Suas disciplinas favoritas eram a biologia e as artes, mas ao final do ensino médio tinha certeza que queria seguir na biologia. Segundo ela, todas as pessoas que tinham uma carreira a inspiravam para que pudesse lutar por seu objetivo. “O meu interesse envolvia a natureza, o corpo humano e a vontade de descobrir algo importante que ajudasse de alguma forma a humanidade”. Decidiu cursar Ciências Biológicas pela Universidade do Extremo Sul Catarinense (Unesc). Na época, Gislaine ainda não tinha muita noção do que poderia fazer; pensava em descobrir algum princípio ativo de uma planta importante. “Quando entrei, procurei um laboratório ao qual eu pudesse me vincular e fui avisada de uma vaga no setor de neurociência. Achei tudo tão incrível que comecei a trabalhar ajudando nos experimentos de alunos de mestrado e doutorado”.

A iniciação científica em neurociência foi seguida por outra, realizada no Laboratório de Resíduos Sólidos. Mas a jovem já tinha se apaixonado pela área com que se envolveu de início, onde permanece até hoje. “Todos os meus professores me incentivaram muito. Mas o maior deles, para mim, foi o Professor João Luciano de Quevedo, quem me orientou durante a iniciação e no doutorado”, relata. Quevedo, de acordo com ela, sempre a apoiou, dando liberdade para que investigasse algo novo, escrevesse projetos e artigos e praticasse desenhos experimentais. “Além disso, ele deposita em seus alunos uma confiança que faz com que todos cresçam enormemente como pesquisadores”.

Atualmente, Gislaine é bolsista de Pós-Doutorado na Unesc, atuando na área de neurociência, com ênfase em neuropsicofarmacologia, comportamento e modelos animais de depressão e de diabetes. Nas palavras de Gislaine, depressão e ansiedade são transtornos psiquiátricos que afetam de 10 a 15% da população mundial. Como consequência, apresentam alta taxa de morbidade, mortalidade e repercussões econômicas significativas, além de estarem associadas a outras doenças, como as cardiovasculares e diabetes. “No entanto, ainda não se sabe quais as causas exatas de como essas doenças ocorrem. Pensando nisso, procuro entender melhor a neurobiologia desses transtornos, a fim de encontrar tratamentos mais eficazes”.

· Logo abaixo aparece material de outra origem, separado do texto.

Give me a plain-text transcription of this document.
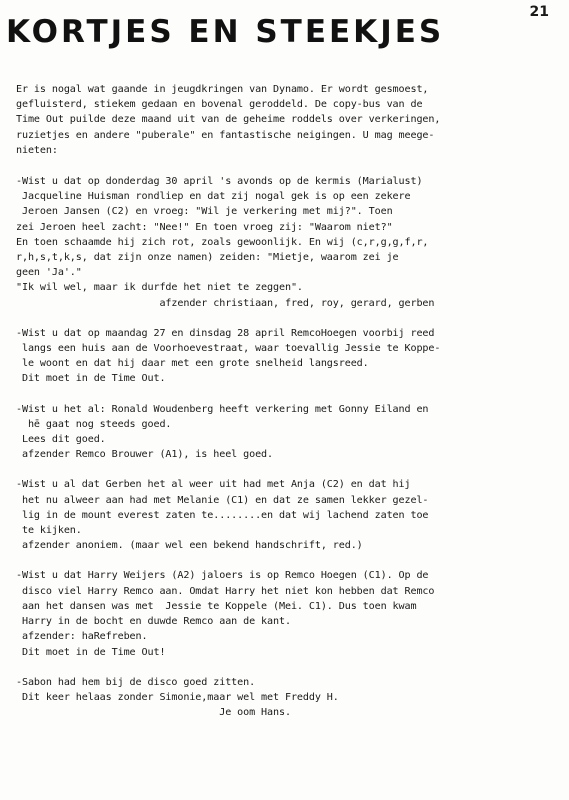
21
KORTJES EN STEEKJES
Er is nogal wat gaande in jeugdkringen van Dynamo. Er wordt gesmoest,
gefluisterd, stiekem gedaan en bovenal geroddeld. De copy-bus van de
Time Out puilde deze maand uit van de geheime roddels over verkeringen,
ruzietjes en andere "puberale" en fantastische neigingen. U mag meege-
nieten:
-Wist u dat op donderdag 30 april 's avonds op de kermis (Marialust)
Jacqueline Huisman rondliep en dat zij nogal gek is op een zekere
Jeroen Jansen (C2) en vroeg: "Wil je verkering met mij?". Toen
zei Jeroen heel zacht: "Nee!" En toen vroeg zij: "Waarom niet?"
En toen schaamde hij zich rot, zoals gewoonlijk. En wij (c,r,g,g,f,r,
r,h,s,t,k,s, dat zijn onze namen) zeiden: "Mietje, waarom zei je
geen 'Ja'."
"Ik wil wel, maar ik durfde het niet te zeggen".
afzender christiaan, fred, roy, gerard, gerben
-Wist u dat op maandag 27 en dinsdag 28 april RemcoHoegen voorbij reed
langs een huis aan de Voorhoevestraat, waar toevallig Jessie te Koppe-
le woont en dat hij daar met een grote snelheid langsreed.
Dit moet in de Time Out.
-Wist u het al: Ronald Woudenberg heeft verkering met Gonny Eiland en
hē gaat nog steeds goed.
Lees dit goed.
afzender Remco Brouwer (A1), is heel goed.
-Wist u al dat Gerben het al weer uit had met Anja (C2) en dat hij
het nu alweer aan had met Melanie (C1) en dat ze samen lekker gezel-
lig in de mount everest zaten te........en dat wij lachend zaten toe
te kijken.
afzender anoniem. (maar wel een bekend handschrift, red.)
-Wist u dat Harry Weijers (A2) jaloers is op Remco Hoegen (C1). Op de
disco viel Harry Remco aan. Omdat Harry het niet kon hebben dat Remco
aan het dansen was met  Jessie te Koppele (Mei. C1). Dus toen kwam
Harry in de bocht en duwde Remco aan de kant.
afzender: haRefreben.
Dit moet in de Time Out!
-Sabon had hem bij de disco goed zitten.
Dit keer helaas zonder Simonie,maar wel met Freddy H.
Je oom Hans.
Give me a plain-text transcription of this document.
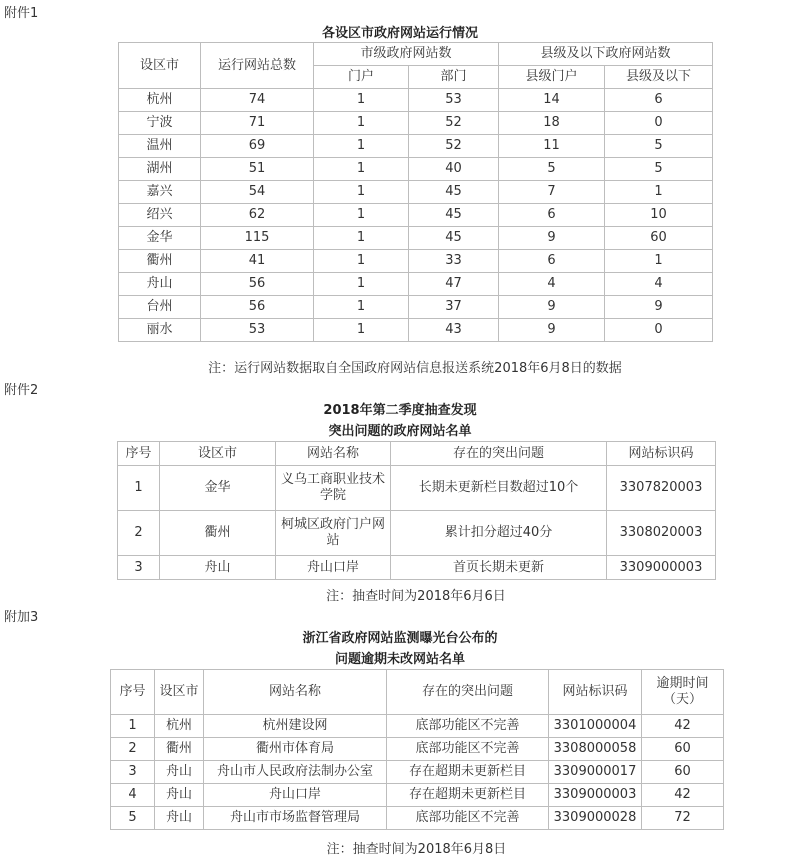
附件1
各设区市政府网站运行情况
设区市	运行网站总数	市级政府网站数		县级及以下政府网站数	
		门户	部门	县级门户	县级及以下
杭州	74	1	53	14	6
宁波	71	1	52	18	0
温州	69	1	52	11	5
湖州	51	1	40	5	5
嘉兴	54	1	45	7	1
绍兴	62	1	45	6	10
金华	115	1	45	9	60
衢州	41	1	33	6	1
舟山	56	1	47	4	4
台州	56	1	37	9	9
丽水	53	1	43	9	0
注：运行网站数据取自全国政府网站信息报送系统2018年6月8日的数据
附件2
2018年第二季度抽查发现
突出问题的政府网站名单
序号	设区市	网站名称	存在的突出问题	网站标识码
1	金华	义乌工商职业技术学院	长期未更新栏目数超过10个	3307820003
2	衢州	柯城区政府门户网站	累计扣分超过40分	3308020003
3	舟山	舟山口岸	首页长期未更新	3309000003
注：抽查时间为2018年6月6日
附加3
浙江省政府网站监测曝光台公布的
问题逾期未改网站名单
序号	设区市	网站名称	存在的突出问题	网站标识码	逾期时间（天）
1	杭州	杭州建设网	底部功能区不完善	3301000004	42
2	衢州	衢州市体育局	底部功能区不完善	3308000058	60
3	舟山	舟山市人民政府法制办公室	存在超期未更新栏目	3309000017	60
4	舟山	舟山口岸	存在超期未更新栏目	3309000003	42
5	舟山	舟山市市场监督管理局	底部功能区不完善	3309000028	72
注：抽查时间为2018年6月8日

A seu ver, a possibilidade de descobrir o novo é o que mais a motiva dentro da área. A neurociência, especialmente, reforça essa visão, pois, afinal, o cérebro ainda é um mistério. “Muitas vezes o que se procura não é encontrado e, por isso, um pesquisador deve ser extremamente persistente, desenvolver a noção que virão mais erros do que acertos”, expõe.

Gislaine avalia que o início da profissão é um momento de muitos experimentos, onde a vida de estudo e intensa pesquisa requer a capacidade de doar-se ao trabalho. “Já precisei ir ao laboratório nos finais de semana, escrever projetos e artigos durante a noite. Ainda assim, é possível conciliar a ciência com a vida familiar, social e ainda ter tempo para cuidar da saúde”.

Para ela, a premiação conquistada tem um valor especial por incentivar a participação das mulheres no meio científico. “Hoje em dia, observamos cada vez mais a figura feminina em congressos e laboratórios, eventualmente ultrapassando o número de homens”, constata. A pesquisadora pretende utilizar os recursos em seus projetos de pesquisa, de forma a dar continuidade ao sonho de firmar sua brilhante trajetória profissional.